Or, should your ideas do the talking?
That might sound like a strange question. Especially coming from someone who's made their living selling tone of voice guidelines. But the more I find myself talking about tone (or brand language, or verbal identity) the less I’m convinced that every single business needs a distinctive tone.
To decide whether your tone is the thing that should set you apart, think about what you’re selling and what your clients or customers expect.
Are people paying for your products or your brains?
For most FMCG brands, having a distinctive tone of voice makes sense. To use a well-worn example, it’s why Innocent still does so well. In the early days, Innocent didn’t just sound different, their chatty tone built an emotional bond with shoppers – making them more likely to buy Innocent’s brand of squashed bottled fruit over a Brand X equivalent.
When you’re up against a hundred and one other brands all offering similar (and potentially cheaper) products, your language can genuinely give you an edge.
The same is true in some parts of the service industry, where words could enhance or detract from your experience. I’d be perfectly happy for a 5-star hotel or Michelin-starred restaurant to write with a bit of a flourish, for example. In fact, it could make the experience feel even more fancy. (Heston Blumenthal has talked before about diners not wanting to try ‘crab ice cream’ but being perfectly happy to taste his ‘frozen crab bisque’ even though the dishes were the same.)
So, there are plenty of times when having a distinctive tone builds a better bond with readers or makes a service more enjoyable.
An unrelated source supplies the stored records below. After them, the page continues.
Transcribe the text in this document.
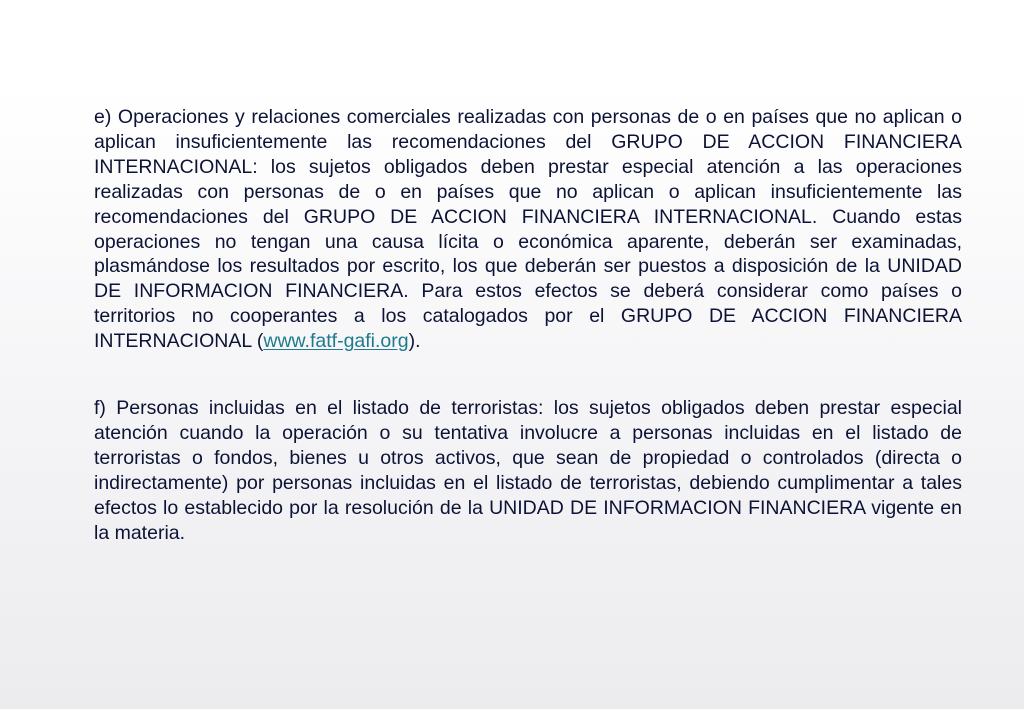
e) Operaciones y relaciones comerciales realizadas con personas de o en países que no aplican o aplican insuficientemente las recomendaciones del GRUPO DE ACCION FINANCIERA INTERNACIONAL: los sujetos obligados deben prestar especial atención a las operaciones realizadas con personas de o en países que no aplican o aplican insuficientemente las recomendaciones del GRUPO DE ACCION FINANCIERA INTERNACIONAL. Cuando estas operaciones no tengan una causa lícita o económica aparente, deberán ser examinadas, plasmándose los resultados por escrito, los que deberán ser puestos a disposición de la UNIDAD DE INFORMACION FINANCIERA. Para estos efectos se deberá considerar como países o territorios no cooperantes a los catalogados por el GRUPO DE ACCION FINANCIERA INTERNACIONAL (www.fatf-gafi.org).

f) Personas incluidas en el listado de terroristas: los sujetos obligados deben prestar especial atención cuando la operación o su tentativa involucre a personas incluidas en el listado de terroristas o fondos, bienes u otros activos, que sean de propiedad o controlados (directa o indirectamente) por personas incluidas en el listado de terroristas, debiendo cumplimentar a tales efectos lo establecido por la resolución de la UNIDAD DE INFORMACION FINANCIERA vigente en la materia.
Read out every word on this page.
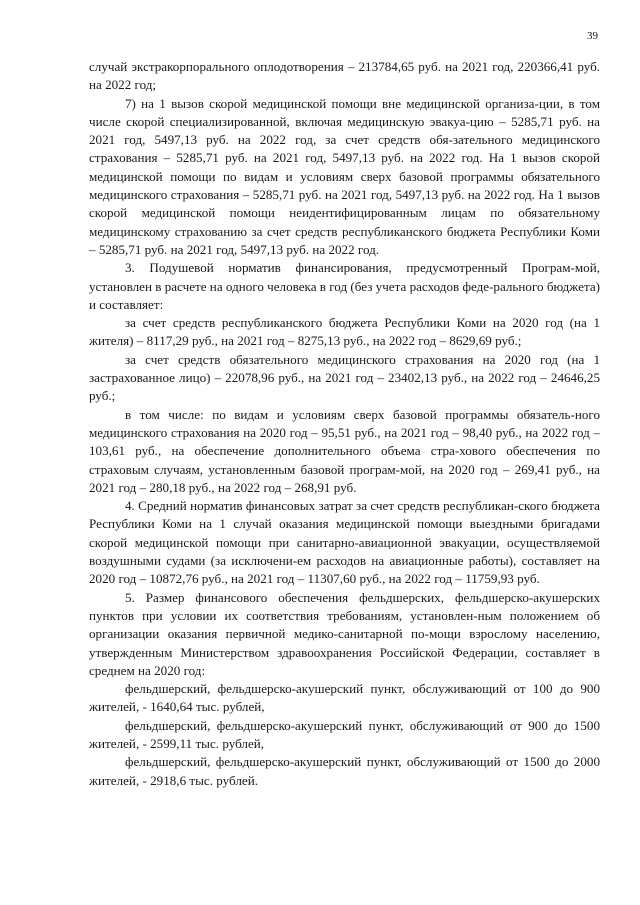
39

случай экстракорпорального оплодотворения – 213784,65 руб. на 2021 год, 220366,41 руб. на 2022 год;

7) на 1 вызов скорой медицинской помощи вне медицинской организа-ции, в том числе скорой специализированной, включая медицинскую эвакуа-цию – 5285,71 руб. на 2021 год, 5497,13 руб. на 2022 год, за счет средств обя-зательного медицинского страхования – 5285,71 руб. на 2021 год, 5497,13 руб. на 2022 год. На 1 вызов скорой медицинской помощи по видам и условиям сверх базовой программы обязательного медицинского страхования – 5285,71 руб. на 2021 год, 5497,13 руб. на 2022 год. На 1 вызов скорой медицинской помощи неидентифицированным лицам по обязательному медицинскому страхованию за счет средств республиканского бюджета Республики Коми – 5285,71 руб. на 2021 год, 5497,13 руб. на 2022 год.

3. Подушевой норматив финансирования, предусмотренный Програм-мой, установлен в расчете на одного человека в год (без учета расходов феде-рального бюджета) и составляет:

за счет средств республиканского бюджета Республики Коми на 2020 год (на 1 жителя) – 8117,29 руб., на 2021 год – 8275,13 руб., на 2022 год – 8629,69 руб.;

за счет средств обязательного медицинского страхования на 2020 год (на 1 застрахованное лицо) – 22078,96 руб., на 2021 год – 23402,13 руб., на 2022 год – 24646,25 руб.;

в том числе: по видам и условиям сверх базовой программы обязатель-ного медицинского страхования на 2020 год – 95,51 руб., на 2021 год – 98,40 руб., на 2022 год – 103,61 руб., на обеспечение дополнительного объема стра-хового обеспечения по страховым случаям, установленным базовой програм-мой, на 2020 год – 269,41 руб., на 2021 год – 280,18 руб., на 2022 год – 268,91 руб.

4. Средний норматив финансовых затрат за счет средств республикан-ского бюджета Республики Коми на 1 случай оказания медицинской помощи выездными бригадами скорой медицинской помощи при санитарно-авиационной эвакуации, осуществляемой воздушными судами (за исключени-ем расходов на авиационные работы), составляет на 2020 год – 10872,76 руб., на 2021 год – 11307,60 руб., на 2022 год – 11759,93 руб.

5. Размер финансового обеспечения фельдшерских, фельдшерско-акушерских пунктов при условии их соответствия требованиям, установлен-ным положением об организации оказания первичной медико-санитарной по-мощи взрослому населению, утвержденным Министерством здравоохранения Российской Федерации, составляет в среднем на 2020 год:

фельдшерский, фельдшерско-акушерский пункт, обслуживающий от 100 до 900 жителей, - 1640,64 тыс. рублей,

фельдшерский, фельдшерско-акушерский пункт, обслуживающий от 900 до 1500 жителей, - 2599,11 тыс. рублей,

фельдшерский, фельдшерско-акушерский пункт, обслуживающий от 1500 до 2000 жителей, - 2918,6 тыс. рублей.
There are others, where it could get in the way. If you’re a lawyer or a professional services firm, you shouldn’t need to dress up your services in unusual language to coax us in. It’s your brains we want. What matters is being able to get your ideas across as clearly as possible.
In fact, if you spend too long trying to master a distinctive tone, there’s a risk you’ll lose some clarity along the way. For an FMCG brand that might not be a problem. For a professional services firm, it could make for good marketing, but stop you converting business when it comes to the crunch.
The simpler your language, the easier it’ll be for your thinking to shine through
Unless what you’re doing is so secretive that you don’t want anyone in the outside world to decipher it, clarity’s important.
That means getting the basics consistently right: getting to the point, keeping sentences and paragraphs reasonably short and replacing jargon and corporate speak with the words people actually say.
Deciding how your business feels about formality is a good idea, too. If everyone knows whether you’re more of a ‘Dear Mr Smith’ or ‘Hi Bob’ kind of a place, they’ll be able to strike the right kind of tone with clients. (In lots of cases, that’s the main thing businesses want to crack when they’re creating guidelines.) But you shouldn’t need lengthy, complicated guidelines to master that. A few clear principles to cover the basics and examples of the language you’re looking for will do the trick.
Hang on, if I’m just sounding clear, won’t I sound like everyone else?
Behavioural science would say that’s not such a bad thing in the professional services world. As long as you’ve got good people with good ideas who can differentiate you instead.
On the whole, clients find it easier to choose between similar companies than wildly different ones. From what we’ve seen, all firms are moving towards simpler, client-friendly language. (If you’re not there yet, working on the basics is your easiest way to level the playing field.) So, if straightforward language is what you have in common, why not let the quality of your thinking be the thing that sets you apart? It’s better for clients, who’ll understand exactly what they’re getting. And it’s better for all the interesting, insightful, opinionated people in your business, who can finally step away from the corporate speak and let their ideas do the talking.